In June 2013, changes were made to PIDA by the Enterprise and Regulatory Reform Act 2013. The main change introduced a new public interest test. To be protected by PIDA, a disclosure must be in the public interest. In an important new case, Chesterton Global Limited v Nurmohamed [2015] UKEAT/0335/14/0804, the EAT has interpreted this new public interest test. What matters, says the EAT, is whether the whistleblower reasonably believes that their disclosure is in the public interest, not whether their belief is correct.
The case also establishes that “public interest” in this context has a narrow meaning. Although an individual contract dispute will not normally be in the public interest, disclosure to a quite small group of people can be. As long as the disclosure is in a wider public interest, it does not matter that it is also in the whistleblower’s private interest, or in the private interests of everyone affected:
A director of a national chain of estate agents complained internally about accounting irregularities involving under-reporting profit that had the effect of significantly reducing his bonus pay, and that of another 100 managers in other branches. In making his complaint, his main motivation was that his contractual bonus had been cut, but the EAT ruled that he also identified wider public interests when making his complaint, namely the impact of the under-reporting on the bonus payments of other Chesterton managers, as well as the wider public interest of any future buyer of the business. This entitled him to protection under the whistleblowing legislation.
Chesterton Global Limited v Nurmohamed [2015] UKEAT/0335/14/0804
As long as a disclosure is in the public interest, it will still be protected by PIDA even if the whistleblower is motivated by bad faith or malice. However, tribunals can cut compensation by up to 25% if they decide that the disclosure was not in good faith.
Workers who make disclosures in the public interest are protected if they are bullied or harassed by co-workers. Co-workers can be held personally liable for work-related harassment, alongside the employer. The employer will be liable even if the bullying takes place without their knowledge or approval, unless they can show they took all reasonable steps to prevent the unacceptable behaviour.

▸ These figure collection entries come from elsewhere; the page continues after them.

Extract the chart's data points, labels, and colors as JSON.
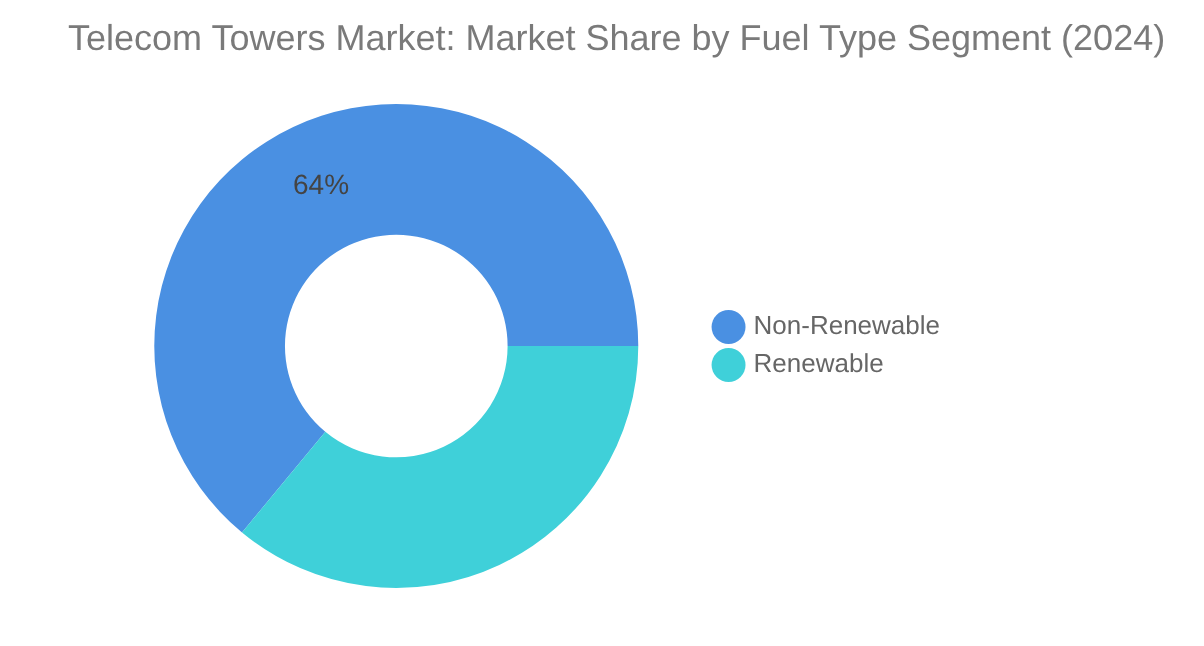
{
  "chart_data": {
    "type": "donut",
    "title": "Telecom Towers Market: Market Share by Fuel Type Segment (2024)",
    "categories": [
      "Non-Renewable",
      "Renewable"
    ],
    "values": [
      64,
      36
    ],
    "colors": [
      "#4a90e2",
      "#3fd0d9"
    ],
    "value_labels": [
      "64%",
      null
    ],
    "legend": "right"
  }
}
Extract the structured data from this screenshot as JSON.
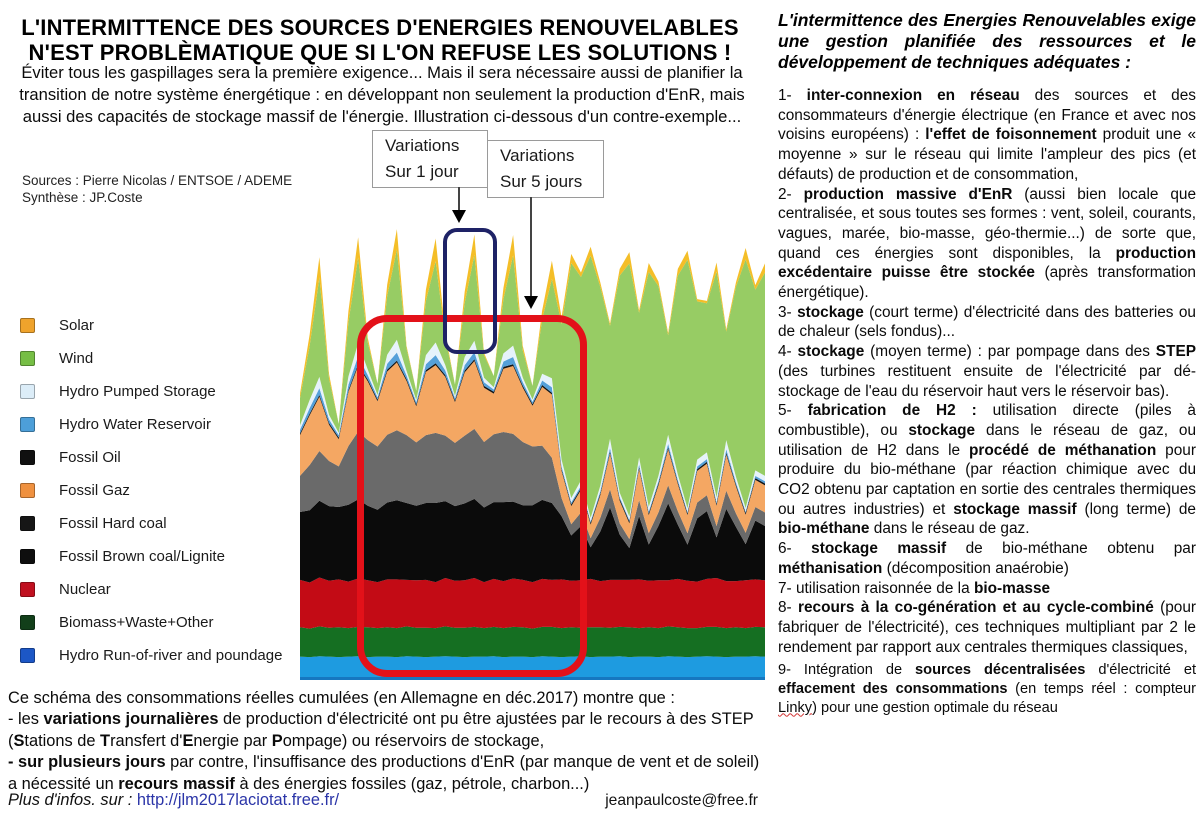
{
  "left": {
    "title_line1": "L'INTERMITTENCE DES SOURCES D'ENERGIES RENOUVELABLES",
    "title_line2": "N'EST PROBLÈMATIQUE QUE SI L'ON REFUSE LES SOLUTIONS !",
    "subtitle": "Éviter tous les gaspillages sera la première exigence... Mais il sera nécessaire aussi de planifier la transition de notre système énergétique : en développant non seulement la production d'EnR, mais aussi des capacités de stockage massif de l'énergie. Illustration ci-dessous d'un contre-exemple...",
    "sources_line1": "Sources : Pierre Nicolas / ENTSOE / ADEME",
    "sources_line2": "Synthèse : JP.Coste",
    "callout1": {
      "line1": "Variations",
      "line2": "Sur 1 jour"
    },
    "callout2": {
      "line1": "Variations",
      "line2": "Sur 5 jours"
    },
    "caption_runs": [
      {
        "t": "Ce schéma des consommations réelles cumulées (en Allemagne en déc.2017) montre que :"
      },
      {
        "br": true
      },
      {
        "t": "- les "
      },
      {
        "t": "variations journalières",
        "b": true
      },
      {
        "t": " de production d'électricité ont pu être ajustées par le recours à des STEP ("
      },
      {
        "t": "S",
        "b": true
      },
      {
        "t": "tations de "
      },
      {
        "t": "T",
        "b": true
      },
      {
        "t": "ransfert d'"
      },
      {
        "t": "E",
        "b": true
      },
      {
        "t": "nergie par "
      },
      {
        "t": "P",
        "b": true
      },
      {
        "t": "ompage) ou réservoirs de stockage,"
      },
      {
        "br": true
      },
      {
        "t": "- sur plusieurs jours",
        "b": true
      },
      {
        "t": " par contre, l'insuffisance des productions d'EnR (par manque de vent et de soleil) a nécessité un "
      },
      {
        "t": "recours massif",
        "b": true
      },
      {
        "t": " à des énergies fossiles (gaz, pétrole, charbon...)"
      }
    ],
    "footer": {
      "runs": [
        {
          "t": "Plus d'infos. sur :  ",
          "i": true
        },
        {
          "t": "http://jlm2017laciotat.free.fr/",
          "link": true
        }
      ],
      "email": "jeanpaulcoste@free.fr"
    }
  },
  "right": {
    "heading": "L'intermittence des Energies Renouvelables exige une gestion planifiée des ressources et le développement de techniques adéquates :",
    "items": [
      [
        {
          "t": "1- "
        },
        {
          "t": "inter-connexion en réseau",
          "b": true
        },
        {
          "t": " des sources et des consommateurs d'énergie électrique (en France et avec nos voisins européens) : "
        },
        {
          "t": "l'effet de foisonnement",
          "b": true
        },
        {
          "t": " produit une « moyenne » sur le réseau qui limite l'ampleur des pics (et défauts) de production et de consommation,"
        }
      ],
      [
        {
          "t": "2- "
        },
        {
          "t": "production massive d'EnR",
          "b": true
        },
        {
          "t": " (aussi bien locale que centralisée, et sous toutes ses formes : vent, soleil, courants, vagues, marée, bio-masse, géo-thermie...) de sorte que, quand ces énergies sont disponibles, la "
        },
        {
          "t": "production excédentaire puisse être stockée",
          "b": true
        },
        {
          "t": " (après transformation énergétique)."
        }
      ],
      [
        {
          "t": "3- "
        },
        {
          "t": "stockage",
          "b": true
        },
        {
          "t": " (court terme) d'électricité dans des batteries ou de chaleur (sels fondus)..."
        }
      ],
      [
        {
          "t": "4- "
        },
        {
          "t": "stockage",
          "b": true
        },
        {
          "t": " (moyen terme) : par pompage dans des "
        },
        {
          "t": "STEP",
          "b": true
        },
        {
          "t": " (des turbines restituent ensuite de l'électricité par dé-stockage de l'eau du réservoir haut vers le réservoir bas)."
        }
      ],
      [
        {
          "t": "5- "
        },
        {
          "t": "fabrication de H2 :",
          "b": true
        },
        {
          "t": " utilisation directe (piles à combustible), ou "
        },
        {
          "t": "stockage",
          "b": true
        },
        {
          "t": " dans le réseau de gaz, ou utilisation de H2 dans le "
        },
        {
          "t": "procédé de méthanation",
          "b": true
        },
        {
          "t": " pour produire du bio-méthane (par réaction chimique avec du CO2 obtenu par captation en sortie des centrales thermiques ou autres industries) et "
        },
        {
          "t": "stockage massif",
          "b": true
        },
        {
          "t": " (long terme) de "
        },
        {
          "t": "bio-méthane",
          "b": true
        },
        {
          "t": " dans le réseau de gaz."
        }
      ],
      [
        {
          "t": "6- "
        },
        {
          "t": "stockage massif",
          "b": true
        },
        {
          "t": " de bio-méthane obtenu par "
        },
        {
          "t": "méthanisation",
          "b": true
        },
        {
          "t": " (décomposition anaérobie)"
        }
      ],
      [
        {
          "t": "7- utilisation raisonnée de la "
        },
        {
          "t": "bio-masse",
          "b": true
        }
      ],
      [
        {
          "t": "8- "
        },
        {
          "t": "recours à la co-génération et au cycle-combiné",
          "b": true
        },
        {
          "t": " (pour fabriquer de l'électricité), ces techniques multipliant par 2 le rendement par rapport aux centrales thermiques classiques,"
        }
      ],
      [
        {
          "t": "9- Intégration de "
        },
        {
          "t": "sources décentralisées",
          "b": true
        },
        {
          "t": " d'électricité et "
        },
        {
          "t": "effacement des consommations",
          "b": true
        },
        {
          "t": " (en temps réel : compteur "
        },
        {
          "t": "Linky",
          "sq": true
        },
        {
          "t": ") pour une gestion optimale du réseau"
        }
      ]
    ]
  },
  "chart_data": {
    "type": "area",
    "stacked": true,
    "title": "",
    "xlabel": "",
    "ylabel": "",
    "unit": "% of plot height (estimated, no axes shown in source)",
    "legend_position": "left",
    "legend": [
      {
        "label": "Solar",
        "color": "#EFA32C"
      },
      {
        "label": "Wind",
        "color": "#76BE45"
      },
      {
        "label": "Hydro Pumped Storage",
        "color": "#DCEDF8"
      },
      {
        "label": "Hydro Water Reservoir",
        "color": "#4D9FD9"
      },
      {
        "label": "Fossil Oil",
        "color": "#101010"
      },
      {
        "label": "Fossil Gaz",
        "color": "#EF9140"
      },
      {
        "label": "Fossil Hard coal",
        "color": "#161616"
      },
      {
        "label": "Fossil Brown coal/Lignite",
        "color": "#0E0E0E"
      },
      {
        "label": "Nuclear",
        "color": "#C01020"
      },
      {
        "label": "Biomass+Waste+Other",
        "color": "#123F1A"
      },
      {
        "label": "Hydro Run-of-river and poundage",
        "color": "#1C57C6"
      }
    ],
    "series": [
      {
        "key": "hydro-run-of-river",
        "name": "Hydro Run-of-river and poundage",
        "color": "#1E9BE0",
        "values": [
          4.5,
          4.4,
          4.6,
          4.5,
          4.4,
          4.5,
          4.6,
          4.4,
          4.5,
          4.5,
          4.4,
          4.6,
          4.5,
          4.4,
          4.5,
          4.6,
          4.5,
          4.4,
          4.5,
          4.5,
          4.6,
          4.4,
          4.5,
          4.5,
          4.4,
          4.6,
          4.5,
          4.4,
          4.5,
          4.6,
          4.4,
          4.5,
          4.5,
          4.6,
          4.4,
          4.5,
          4.5,
          4.4,
          4.6,
          4.5,
          4.4,
          4.5,
          4.6,
          4.5,
          4.4,
          4.5,
          4.5,
          4.6,
          4.5
        ]
      },
      {
        "key": "biomass",
        "name": "Biomass+Waste+Other",
        "color": "#156F22",
        "values": [
          6.5,
          6.3,
          6.6,
          6.4,
          6.6,
          6.3,
          6.5,
          6.6,
          6.3,
          6.5,
          6.4,
          6.6,
          6.4,
          6.5,
          6.3,
          6.6,
          6.4,
          6.5,
          6.6,
          6.3,
          6.5,
          6.4,
          6.6,
          6.5,
          6.3,
          6.5,
          6.6,
          6.4,
          6.5,
          6.3,
          6.6,
          6.5,
          6.4,
          6.5,
          6.6,
          6.3,
          6.5,
          6.4,
          6.6,
          6.5,
          6.4,
          6.3,
          6.5,
          6.6,
          6.4,
          6.5,
          6.3,
          6.5,
          6.5
        ]
      },
      {
        "key": "nuclear",
        "name": "Nuclear",
        "color": "#C30B15",
        "values": [
          10.5,
          10.2,
          10.8,
          10.4,
          10.6,
          10.3,
          10.7,
          10.4,
          10.2,
          10.6,
          10.8,
          10.3,
          10.5,
          10.6,
          10.2,
          10.7,
          10.4,
          10.5,
          10.8,
          10.2,
          10.6,
          10.4,
          10.7,
          10.5,
          10.3,
          10.6,
          10.4,
          10.8,
          10.3,
          10.5,
          10.7,
          10.2,
          10.6,
          10.4,
          10.5,
          10.8,
          10.3,
          10.6,
          10.2,
          10.7,
          10.5,
          10.3,
          10.6,
          10.8,
          10.4,
          10.2,
          10.6,
          10.5,
          10.4
        ]
      },
      {
        "key": "brown-coal",
        "name": "Fossil Brown coal/Lignite",
        "color": "#0B0B0B",
        "values": [
          15,
          16,
          17,
          16.5,
          16,
          17,
          17.5,
          16.5,
          16,
          17,
          17.5,
          17,
          16.5,
          17,
          17.5,
          17,
          16.5,
          17,
          17.5,
          16.5,
          17,
          17.5,
          17,
          16.5,
          17,
          17.5,
          17,
          14,
          10,
          12,
          7,
          11,
          16,
          10,
          7,
          14,
          8,
          12,
          17,
          12,
          8,
          14,
          15,
          9,
          16,
          12,
          8,
          13,
          12
        ]
      },
      {
        "key": "hard-coal",
        "name": "Fossil Hard coal",
        "color": "#6A6A6A",
        "values": [
          8,
          10,
          11,
          10,
          9,
          13,
          15,
          14.5,
          14,
          15,
          15.5,
          15,
          14,
          15,
          15.5,
          14.5,
          14,
          15,
          15.5,
          14.5,
          15,
          15.5,
          15,
          14,
          13,
          12,
          10,
          4,
          2.5,
          3,
          2,
          3,
          4,
          2.5,
          2,
          3.5,
          2.5,
          3,
          4,
          3,
          2.5,
          3.5,
          3.5,
          2.5,
          4,
          3,
          2.5,
          3,
          3
        ]
      },
      {
        "key": "fossil-gaz",
        "name": "Fossil Gaz",
        "color": "#F4A763",
        "values": [
          9,
          11,
          12,
          8,
          6,
          12,
          14.5,
          13,
          10,
          14,
          15,
          12,
          8,
          14,
          15,
          13,
          9,
          14,
          15,
          12,
          9,
          14,
          15,
          12,
          9,
          13,
          14,
          6,
          4,
          5,
          3,
          5,
          8,
          5,
          3.5,
          7,
          4,
          6,
          8,
          6,
          4,
          7,
          7,
          4.5,
          8,
          6,
          4,
          6,
          6
        ]
      },
      {
        "key": "fossil-oil",
        "name": "Fossil Oil",
        "color": "#141414",
        "values": [
          0.4,
          0.4,
          0.4,
          0.4,
          0.4,
          0.4,
          0.4,
          0.4,
          0.4,
          0.4,
          0.4,
          0.4,
          0.4,
          0.4,
          0.4,
          0.4,
          0.4,
          0.4,
          0.4,
          0.4,
          0.4,
          0.4,
          0.4,
          0.4,
          0.4,
          0.4,
          0.4,
          0.4,
          0.4,
          0.4,
          0.4,
          0.4,
          0.4,
          0.4,
          0.4,
          0.4,
          0.4,
          0.4,
          0.4,
          0.4,
          0.4,
          0.4,
          0.4,
          0.4,
          0.4,
          0.4,
          0.4,
          0.4,
          0.4
        ]
      },
      {
        "key": "hydro-reservoir",
        "name": "Hydro Water Reservoir",
        "color": "#55A0D9",
        "values": [
          0.8,
          1.2,
          1.5,
          0.8,
          0.5,
          1.2,
          1.8,
          1,
          0.5,
          1.3,
          1.8,
          0.8,
          0.5,
          1.3,
          1.8,
          1,
          0.5,
          1.2,
          1.6,
          0.8,
          0.5,
          1.2,
          1.6,
          0.8,
          0.5,
          1,
          1.2,
          0.6,
          0.4,
          0.5,
          0.3,
          0.5,
          0.8,
          0.4,
          0.3,
          0.6,
          0.4,
          0.5,
          0.8,
          0.5,
          0.3,
          0.6,
          0.6,
          0.4,
          0.8,
          0.5,
          0.3,
          0.5,
          0.5
        ]
      },
      {
        "key": "hydro-pumped",
        "name": "Hydro Pumped Storage",
        "color": "#E6F2FB",
        "values": [
          1,
          1.8,
          2.5,
          1,
          0.5,
          1.8,
          2.8,
          1.2,
          0.5,
          2,
          2.8,
          1,
          0.5,
          2,
          2.8,
          1.2,
          0.5,
          1.8,
          2.5,
          1,
          0.5,
          1.8,
          2.5,
          1,
          0.5,
          1.5,
          2,
          1.5,
          1,
          1.2,
          0.8,
          1.2,
          2,
          1,
          0.8,
          1.5,
          1,
          1.2,
          2,
          1.2,
          0.8,
          1.5,
          1.5,
          1,
          2,
          1.2,
          0.8,
          1.2,
          1.2
        ]
      },
      {
        "key": "wind",
        "name": "Wind",
        "color": "#97CC64",
        "values": [
          6,
          12,
          22,
          8,
          2,
          12,
          19,
          6,
          2.5,
          13,
          20,
          5,
          2,
          12,
          18,
          6,
          2.5,
          12,
          19,
          5,
          2.5,
          12,
          20,
          6,
          3,
          12,
          22,
          30,
          52,
          45,
          58,
          44,
          25,
          48,
          56,
          32,
          52,
          42,
          22,
          44,
          55,
          35,
          33,
          50,
          24,
          42,
          55,
          40,
          45
        ]
      },
      {
        "key": "solar",
        "name": "Solar",
        "color": "#F4BE28",
        "values": [
          1,
          2.5,
          4.5,
          1,
          0,
          2.5,
          4.5,
          1,
          0,
          2.5,
          4.5,
          0.5,
          0,
          2.5,
          5,
          1,
          0,
          2.5,
          4.5,
          0.5,
          0,
          2.5,
          4.5,
          1,
          0,
          2,
          4,
          1.5,
          2,
          1,
          2,
          1,
          0.5,
          1.5,
          2.5,
          0.5,
          2,
          1,
          0.5,
          1.5,
          2,
          0.5,
          0.5,
          2,
          0.5,
          1,
          2.5,
          1,
          2
        ]
      }
    ]
  }
}
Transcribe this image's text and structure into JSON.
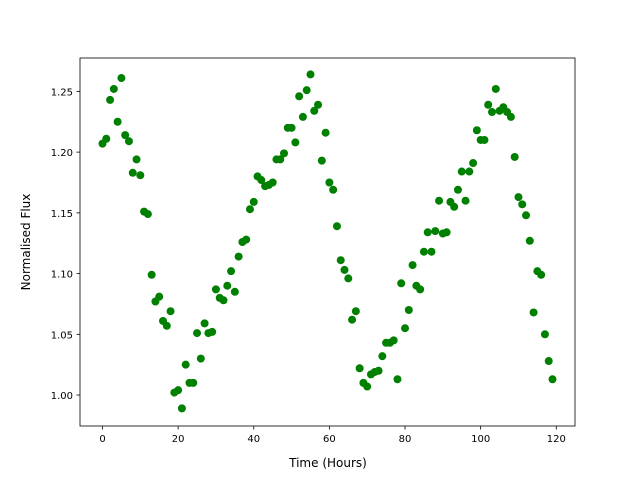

To be a protected disclosure, the information must be disclosed to one of the categories of person listed in section 1 of PIDA. There are six potential categories, including regulators, such as the Health and Safety Executive, HMRC or the Care Quality Commission. The law is designed to strongly discourage workers from making disclosures to the media or for personal gain.
A worker is protected if an allegation later turns out to be mistaken, as long as they reasonably believed it to be true.
Compensation is uncapped and an award of injury to feelings can be made. Interim relief can be claimed if a claimant can show they are “likely” to succeed in showing that their dismissal was for whistleblowing. Interim relief must be sought within seven days of dismissal (see Chapter 5).
From 5 April 2015, whistleblowing protection has been extended to student nurses and midwives (Protected Disclosures (Extension of Meaning of Worker) Order 2015).
The Small Business Enterprise and Employment Act 2015 will introduce a requirement for “prescribed persons” to publish an annual report providing anonymised details of disclosures made to them under the whistleblowing legislation and what action they have taken. Regulations are needed to implement this change to the law, which is not yet in force.